The Tax Relief for American Families and Workers Act allows businesses to immediately expense their domestic R&D expenditures instead of spreading the deductions over five years, as previously stated by law. The legislation encourages investment in innovative activities by reducing the upfront costs of R&D projects. By providing a tax benefit for R&D expenses, businesses are incentivized to allocate more domestic resources toward developing new products, technologies, and processes.

Child Tax Credit

The Child Tax Credit enhanced provisions within the legislation to provide enhanced support to families with children by indexing the credit to inflation, eliminating penalties for larger families, and maintaining work requirements. These provisions ensure that the credit is more accessible, sustains its value over time, provides sustainable assistance to families of all sizes, and incentivizes workforce participation.

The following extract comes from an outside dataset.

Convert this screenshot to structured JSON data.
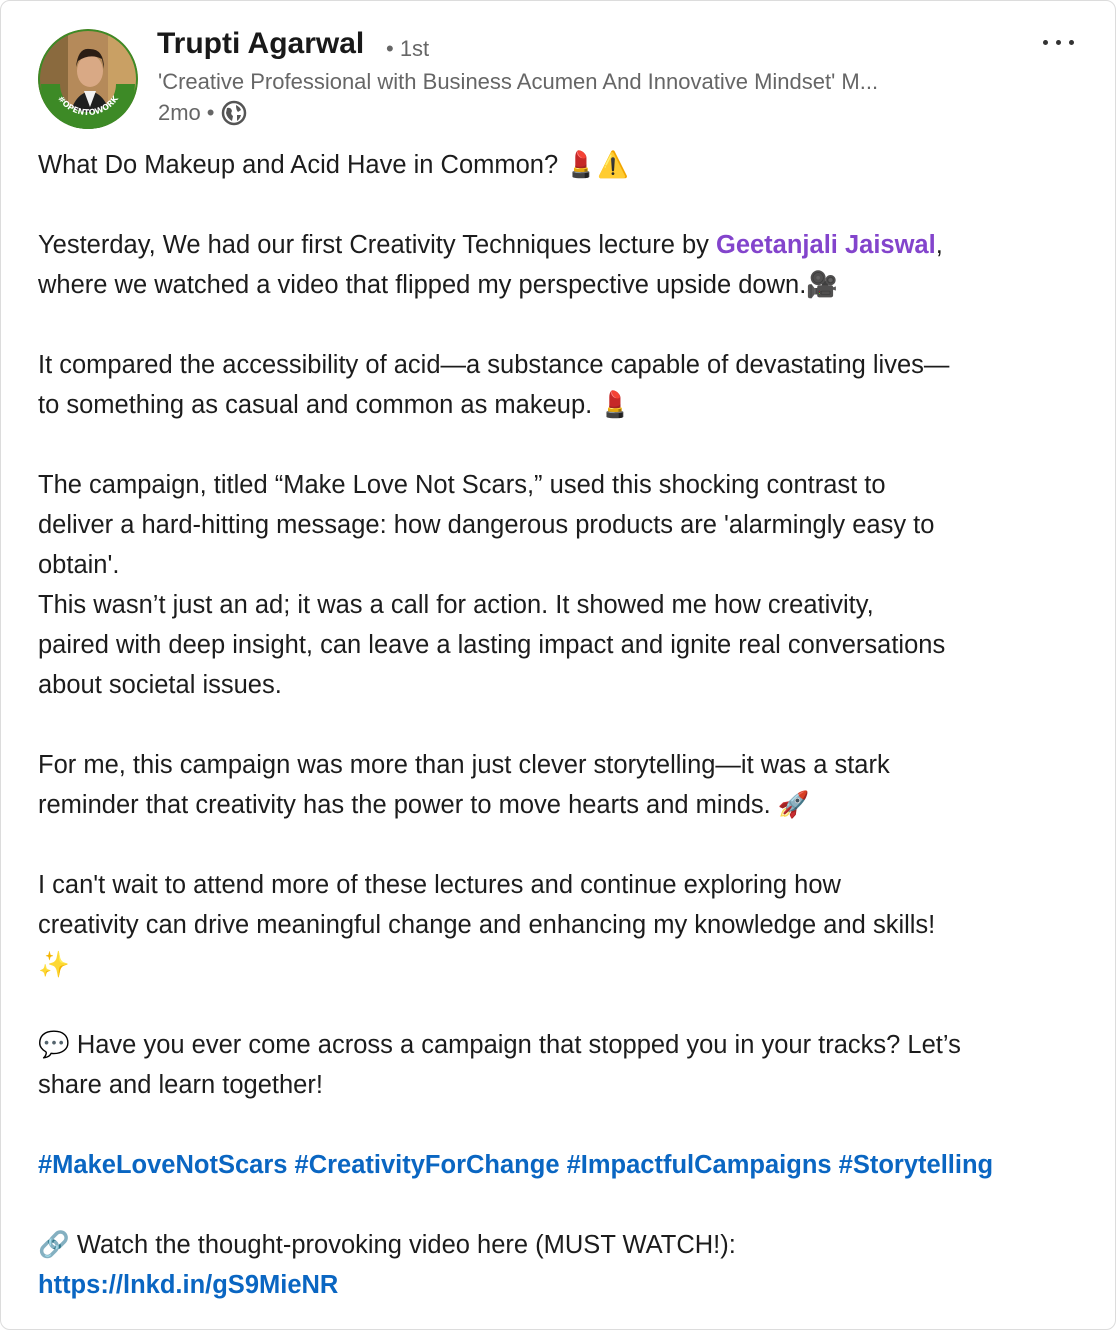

Employee Retention Credit (ERC)

If passed, the bill will officially end the ERC program as of January 31, 2024. Businesses would no longer be eligible to claim the ERC or be able to participate in the ERC voluntary disclosure program for inaccurately filed claims. Ending the ERC program is intended to save over $70 billion in taxpayer dollars by preventing further spending. This would also likely lead to increased penalties for tax preparers who failed to undertake due diligence in submitting incorrect claims.

Disaster Relief

Tax relief for families affected by recent disasters like hurricanes, flooding, wildfires, and the Ohio rail disaster would help individuals and communities recover and rebuild. This could ease the financial strain on affected taxpayers and facilitate recovery. Relief would take the form of tax credits, deductions, or exemptions designed to mitigate the losses, expenses, or damages caused by disasters.

What Happens Now?

This act is now in the hands of the Senate Finance Committee for deliberation. This bipartisan initiative addresses the nation’s critical economic challenges through targeted measures designed to alleviate financial burdens placed on small businesses, support working families, and encourage research and innovation. The legislation will reach workers and families across the US as it unfolds, stimulating job growth, nurturing economic expansion, and strengthening confidence in America’s economic trajectory.